1. What is your name (I may not always be able to tell by your email)?
My name is Susan Messer McBride, but I sign my pots ‘sam’ for Susan Ann Messer, my birth name.
2. When did you start coming to Lillstreet?
I started taking wheel classes at Lillstreet, back when it was located on Lill in Lincoln Park, in the winter of 1995. It was my first year teaching high school English and I took a class on the recommendation of a grad school professor who believed that effective teachers found a way to ‘stir the soul’ outside of the classroom.
3. What brought/brings you to Lillstreet?
What brought me to Lillstreet in 1995 is similar to what keeps me coming back each day: Working with clay stirs my soul and makes me feel complete. I respect the studio environment at Lill—serious yet friendly, focused yet loose.

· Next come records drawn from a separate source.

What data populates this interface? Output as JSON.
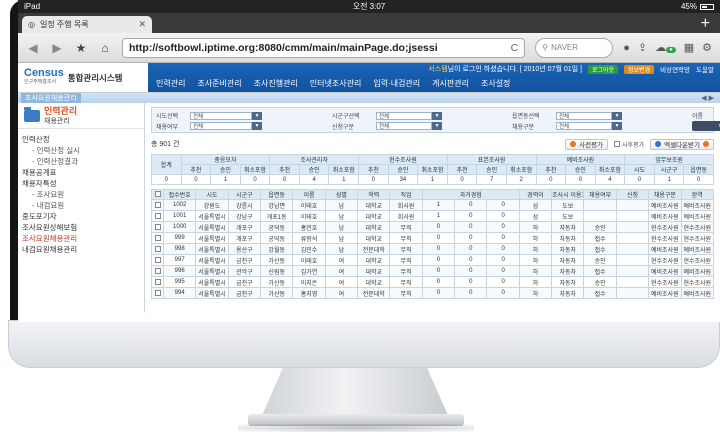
{
  "status": {
    "device": "iPad",
    "time": "오전 3:07",
    "battery": "45%"
  },
  "browser": {
    "tab_title": "일정 주행 목록",
    "url": "http://softbowl.iptime.org:8080/cmm/main/mainPage.do;jsessi",
    "search_placeholder": "NAVER",
    "new_tab_label": "+"
  },
  "app": {
    "logo_text": "Census",
    "logo_sub": "인구주택총조사",
    "system_name": "통합관리시스템",
    "welcome_name": "서스템",
    "welcome_text": "님이 로그인 하셨습니다. [ 2010년 07월 01일 ]",
    "header_buttons": [
      "로그아웃",
      "정보변경"
    ],
    "header_links": [
      "비상연락망",
      "도움말"
    ],
    "menu": [
      "인력관리",
      "조사준비관리",
      "조사진행관리",
      "인터넷조사관리",
      "입력·내검관리",
      "게시판관리",
      "조사설정"
    ],
    "sub_tab": "조사요원채용관리",
    "sub_pager": "◀ ▶"
  },
  "sidebar": {
    "title": "인력관리",
    "subtitle": "채용관리",
    "items": [
      {
        "label": "인력산정",
        "sub": false,
        "active": false
      },
      {
        "label": "- 인력산정 실시",
        "sub": true,
        "active": false
      },
      {
        "label": "- 인력산정결과",
        "sub": true,
        "active": false
      },
      {
        "label": "채용공계표",
        "sub": false,
        "active": false
      },
      {
        "label": "채용자특성",
        "sub": false,
        "active": false
      },
      {
        "label": "- 조사요원",
        "sub": true,
        "active": false
      },
      {
        "label": "- 내검요원",
        "sub": true,
        "active": false
      },
      {
        "label": "중도포기자",
        "sub": false,
        "active": false
      },
      {
        "label": "조사요원상해보험",
        "sub": false,
        "active": false
      },
      {
        "label": "조사요원채용관리",
        "sub": false,
        "active": true
      },
      {
        "label": "내검요원채용관리",
        "sub": false,
        "active": false
      }
    ]
  },
  "filters": {
    "row1": [
      {
        "label": "시도선택",
        "value": "전체"
      },
      {
        "label": "시군구선택",
        "value": "전체"
      },
      {
        "label": "읍면동선택",
        "value": "전체"
      }
    ],
    "row2": [
      {
        "label": "채용여부",
        "value": "전체"
      },
      {
        "label": "신청구분",
        "value": "전체"
      },
      {
        "label": "채용구분",
        "value": "전체"
      }
    ],
    "name_label": "이름",
    "search_button": "검색"
  },
  "toolbar": {
    "count": "총 901 건",
    "review_button": "사전평가",
    "check_label": "사후평가",
    "excel_button": "엑셀다운받기"
  },
  "summary": {
    "groups": [
      "총응모자",
      "조사관리자",
      "현수조사원",
      "표본조사원",
      "예비조사원"
    ],
    "subcols": [
      "추천",
      "승인",
      "취소포함"
    ],
    "extra_header": "업무보조원",
    "extra_subcols": [
      "시도",
      "시군구",
      "읍면동"
    ],
    "total_label": "합계",
    "values": [
      "0",
      "0",
      "1",
      "0",
      "0",
      "4",
      "1",
      "0",
      "34",
      "1",
      "0",
      "7",
      "2",
      "0",
      "0",
      "4",
      "0",
      "1",
      "0"
    ]
  },
  "table": {
    "headers": [
      "접수번호",
      "시도",
      "시군구",
      "읍면동",
      "이름",
      "성별",
      "학력",
      "직업",
      "과거경험",
      "경력이",
      "조사시 이용교통수단",
      "채용여부",
      "신청",
      "채용구분",
      "완역"
    ],
    "rows": [
      [
        "1002",
        "강원도",
        "강릉시",
        "강남면",
        "이태호",
        "남",
        "대학교",
        "회사원",
        "1",
        "0",
        "0",
        "삼",
        "도보",
        "",
        "",
        "예비조사원",
        "예비조사원"
      ],
      [
        "1001",
        "서울특별시",
        "강남구",
        "개포1동",
        "이태호",
        "남",
        "대학교",
        "회사원",
        "1",
        "0",
        "0",
        "삼",
        "도보",
        "",
        "",
        "예비조사원",
        "예비조사원"
      ],
      [
        "1000",
        "서울특별시",
        "개포구",
        "공덕동",
        "홍민호",
        "남",
        "대학교",
        "무직",
        "0",
        "0",
        "0",
        "하",
        "자동차",
        "승인",
        "",
        "현수조사원",
        "현수조사원"
      ],
      [
        "999",
        "서울특별시",
        "개포구",
        "공덕동",
        "류랑석",
        "남",
        "대학교",
        "무직",
        "0",
        "0",
        "0",
        "하",
        "자동차",
        "접수",
        "",
        "현수조사원",
        "현수조사원"
      ],
      [
        "998",
        "서울특별시",
        "용산구",
        "강월동",
        "김민수",
        "남",
        "전문대학",
        "무직",
        "0",
        "0",
        "0",
        "하",
        "자동차",
        "접수",
        "",
        "예비조사원",
        "예비조사원"
      ],
      [
        "997",
        "서울특별시",
        "금천구",
        "가산동",
        "이태호",
        "여",
        "대학교",
        "무직",
        "0",
        "0",
        "0",
        "하",
        "자동차",
        "승인",
        "",
        "현수조사원",
        "현수조사원"
      ],
      [
        "996",
        "서울특별시",
        "관악구",
        "신림동",
        "김가연",
        "여",
        "대학교",
        "무직",
        "0",
        "0",
        "0",
        "하",
        "자동차",
        "접수",
        "",
        "예비조사원",
        "예비조사원"
      ],
      [
        "995",
        "서울특별시",
        "금천구",
        "가산동",
        "이지은",
        "여",
        "대학교",
        "무직",
        "0",
        "0",
        "0",
        "하",
        "자동차",
        "승인",
        "",
        "현수조사원",
        "현수조사원"
      ],
      [
        "994",
        "서울특별시",
        "금천구",
        "가산동",
        "홍지영",
        "여",
        "전문대학",
        "무직",
        "0",
        "0",
        "0",
        "하",
        "자동차",
        "접수",
        "",
        "예비조사원",
        "예비조사원"
      ]
    ]
  }
}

4. What is the nature of your clay work -- functional or sculptural?
My work is functional wheel thrown porcelain.
5. What is your process? Do you sketch, prototype and conceptualize? etc.

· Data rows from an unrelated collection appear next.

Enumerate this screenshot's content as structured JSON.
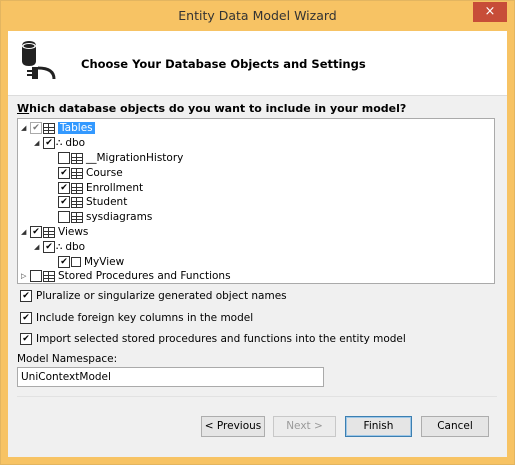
{
  "window": {
    "title": "Entity Data Model Wizard",
    "close_glyph": "×"
  },
  "header": {
    "title": "Choose Your Database Objects and Settings"
  },
  "question": {
    "prefix": "W",
    "rest": "hich database objects do you want to include in your model?"
  },
  "tree": {
    "tables": {
      "label": "Tables",
      "checked": true
    },
    "tables_dbo": {
      "label": "dbo",
      "checked": true
    },
    "table_items": [
      {
        "label": "__MigrationHistory",
        "checked": false
      },
      {
        "label": "Course",
        "checked": true
      },
      {
        "label": "Enrollment",
        "checked": true
      },
      {
        "label": "Student",
        "checked": true
      },
      {
        "label": "sysdiagrams",
        "checked": false
      }
    ],
    "views": {
      "label": "Views",
      "checked": true
    },
    "views_dbo": {
      "label": "dbo",
      "checked": true
    },
    "view_items": [
      {
        "label": "MyView",
        "checked": true
      }
    ],
    "procs": {
      "label": "Stored Procedures and Functions",
      "checked": false
    }
  },
  "options": {
    "pluralize": {
      "label": "Pluralize or singularize generated object names",
      "checked": true
    },
    "foreign_keys": {
      "label": "Include foreign key columns in the model",
      "checked": true
    },
    "import_procs": {
      "label": "Import selected stored procedures and functions into the entity model",
      "checked": true
    }
  },
  "namespace": {
    "label": "Model Namespace:",
    "value": "UniContextModel"
  },
  "buttons": {
    "previous": "< Previous",
    "next": "Next >",
    "finish": "Finish",
    "cancel": "Cancel"
  }
}
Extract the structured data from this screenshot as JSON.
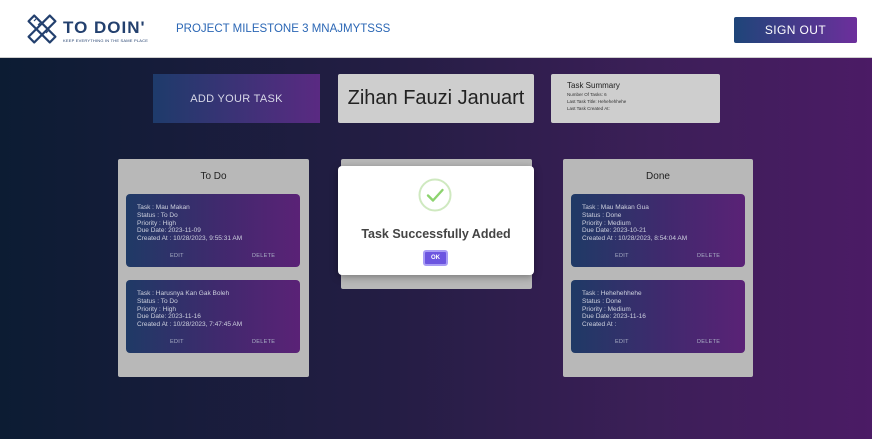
{
  "header": {
    "logo_text": "TO DOIN'",
    "logo_tagline": "KEEP EVERYTHING IN THE SAME PLACE",
    "project_title": "PROJECT MILESTONE 3 MNAJMYTSSS",
    "sign_out_label": "SIGN OUT"
  },
  "top": {
    "add_task_label": "ADD YOUR TASK",
    "user_name": "Zihan Fauzi Januart",
    "summary": {
      "title": "Task Summary",
      "lines": [
        "Number Of Tasks: 6",
        "Last Task Title: Hehehehhehe",
        "Last Task Created At:"
      ]
    }
  },
  "columns": {
    "todo": {
      "title": "To Do",
      "cards": [
        {
          "lines": [
            "Task : Mau Makan",
            "Status : To Do",
            "Priority : High",
            "Due Date: 2023-11-09",
            "Created At : 10/28/2023, 9:55:31 AM"
          ],
          "edit_label": "EDIT",
          "delete_label": "DELETE"
        },
        {
          "lines": [
            "Task : Harusnya Kan Gak Boleh",
            "Status : To Do",
            "Priority : High",
            "Due Date: 2023-11-16",
            "Created At : 10/28/2023, 7:47:45 AM"
          ],
          "edit_label": "EDIT",
          "delete_label": "DELETE"
        }
      ]
    },
    "done": {
      "title": "Done",
      "cards": [
        {
          "lines": [
            "Task : Mau Makan Gua",
            "Status : Done",
            "Priority : Medium",
            "Due Date: 2023-10-21",
            "Created At : 10/28/2023, 8:54:04 AM"
          ],
          "edit_label": "EDIT",
          "delete_label": "DELETE"
        },
        {
          "lines": [
            "Task : Hehehehhehe",
            "Status : Done",
            "Priority : Medium",
            "Due Date: 2023-11-16",
            "Created At :"
          ],
          "edit_label": "EDIT",
          "delete_label": "DELETE"
        }
      ]
    }
  },
  "modal": {
    "icon": "check-circle-icon",
    "title": "Task Successfully Added",
    "ok_label": "OK"
  },
  "colors": {
    "accent_blue": "#1e4579",
    "accent_purple": "#6d2f9c",
    "success_green": "#8dd36f",
    "ok_button": "#6c55e0"
  }
}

Sometimes I see forms in pictures or magazines and I will try to replicate them. Other times it is about a shape that I want to hold in my hand for a mug, or a size for a bowl that might fill a certain need.
6. What or who influence your work?
I feel my work is influenced daily by other potters at Lill, whether I realize it or not. Influential teachers for me at Lillstreet include Patty Kochaver and Lisa Harris.
7. Do you work with other medium besides clay?
I mess around with painting for fun, informally and at home, but am interested in taking metals and photography in the future.
8. What are your duties as a monitor?
I am one of two glaze makers who mix and monitor the glazes at Lillstreet.
9. If there’s one thing you absolutely have to inform the Lillstreet clay community that would make your work easier, what would it be?
My, our, work is made easier when people have fun, clean up after themselves and look out for others’ work in the process.